Пока слонялся в коридоре, рассмотрел вестибюль, просторный красивый холл с цветами, телевизором, большим аквариумом и балюстрадой. Обошел все — оба этажа. В аквариумах золотые плавали, и я вяло подумал: а ведь эти золотые вуалевые переживут ее… Постоял за дверью минут пятнадцать. Меня шатало, сказывалось напряжение и бессонница последних дней. Стоял, прислонившись лбом к косяку. Мимо сновали врачи, сестры. Одна, тронутая моим видом, спросила: вы к кому? Я ответил и добавил: ей делают туалет. Эта сердобольная вела нашу палату.
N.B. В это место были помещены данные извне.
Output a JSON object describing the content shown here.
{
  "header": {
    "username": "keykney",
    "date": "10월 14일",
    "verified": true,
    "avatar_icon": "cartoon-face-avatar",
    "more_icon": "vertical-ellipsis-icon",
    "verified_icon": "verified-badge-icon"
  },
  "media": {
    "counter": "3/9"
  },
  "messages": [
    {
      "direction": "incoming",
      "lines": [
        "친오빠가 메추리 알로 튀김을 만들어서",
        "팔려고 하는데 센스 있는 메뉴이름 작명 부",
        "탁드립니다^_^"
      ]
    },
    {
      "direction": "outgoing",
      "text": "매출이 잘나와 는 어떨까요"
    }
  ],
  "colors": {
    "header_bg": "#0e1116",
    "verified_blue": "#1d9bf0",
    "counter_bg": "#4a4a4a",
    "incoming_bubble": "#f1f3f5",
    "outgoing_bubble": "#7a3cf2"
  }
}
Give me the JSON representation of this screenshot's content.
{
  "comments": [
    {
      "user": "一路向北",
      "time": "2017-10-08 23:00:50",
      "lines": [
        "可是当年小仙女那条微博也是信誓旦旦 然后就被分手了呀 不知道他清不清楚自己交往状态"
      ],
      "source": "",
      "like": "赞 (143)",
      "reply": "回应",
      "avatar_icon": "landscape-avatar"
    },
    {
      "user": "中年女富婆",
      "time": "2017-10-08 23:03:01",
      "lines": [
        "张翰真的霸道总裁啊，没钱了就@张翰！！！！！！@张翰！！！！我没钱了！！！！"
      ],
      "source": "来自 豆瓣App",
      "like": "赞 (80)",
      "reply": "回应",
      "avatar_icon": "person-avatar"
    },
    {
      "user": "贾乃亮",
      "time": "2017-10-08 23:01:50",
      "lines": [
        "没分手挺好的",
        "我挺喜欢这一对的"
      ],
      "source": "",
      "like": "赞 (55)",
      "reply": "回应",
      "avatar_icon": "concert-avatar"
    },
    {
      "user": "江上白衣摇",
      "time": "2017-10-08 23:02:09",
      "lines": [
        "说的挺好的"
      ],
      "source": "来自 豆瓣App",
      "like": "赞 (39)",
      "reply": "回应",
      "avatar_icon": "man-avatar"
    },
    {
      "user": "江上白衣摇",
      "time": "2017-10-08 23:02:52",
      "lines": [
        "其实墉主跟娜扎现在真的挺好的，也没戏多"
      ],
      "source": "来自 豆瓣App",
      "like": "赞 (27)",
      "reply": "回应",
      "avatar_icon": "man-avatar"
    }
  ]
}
Дочь хорошо о ней отзывалась. Вошел и рассказал, что видел, словно почтовый голубь, сорвавшийся с ее истончившейся за время болезни руки и вновь вернувшийся: мол, на втором то же, что на первом: аквариумы, птицы в клетках, даже забавные кролики, которых можно погладить, цветы, цветы, балюстрады, извивы стильного металла, жизнь, всюду жизнь в этой обители надвигающейся скорби, похожей на фабрику будущего… Мир Кристины.
На прощание поцеловал ей руку, которой она слабо перекрестила меня. В эту руку спустя три дня я еще успею вложить, перед тем как накроют крышкой, блокнот с дюжиной ее старых записей и ручкой.
Меня стали выпроваживать из палаты — состояние больной ухудшалось, требовалось вмешательство врачей. Дочь и сестра как врачи получили разрешение остаться в палате на ночь.
Я помахал от двери рукой, она ответила все так же — щепотью.
Закрывая дверь палаты, я уже знал, что больше ее не увижу.
Но слезы мешали мне увидеть красоту нашей разлуки...
Я все шел и шел от метро по длинной петляющей дорожке, пиная свою тень, то забегавшую вперед меня, как собака, то вновь отстающую, обычно эта дорога занимала десять минут, сейчас же отняла вечность. Хотя я и спешил, спешил к телефону, затаившемуся в глубине пустой квартиры, другу и врагу. Телефон — кончик оголенного нерва, вживленный под кожу, имплантированный, навроде зубного протеза, в твою плоть, твои мысли и твое настоящее. Мобильных еще не было.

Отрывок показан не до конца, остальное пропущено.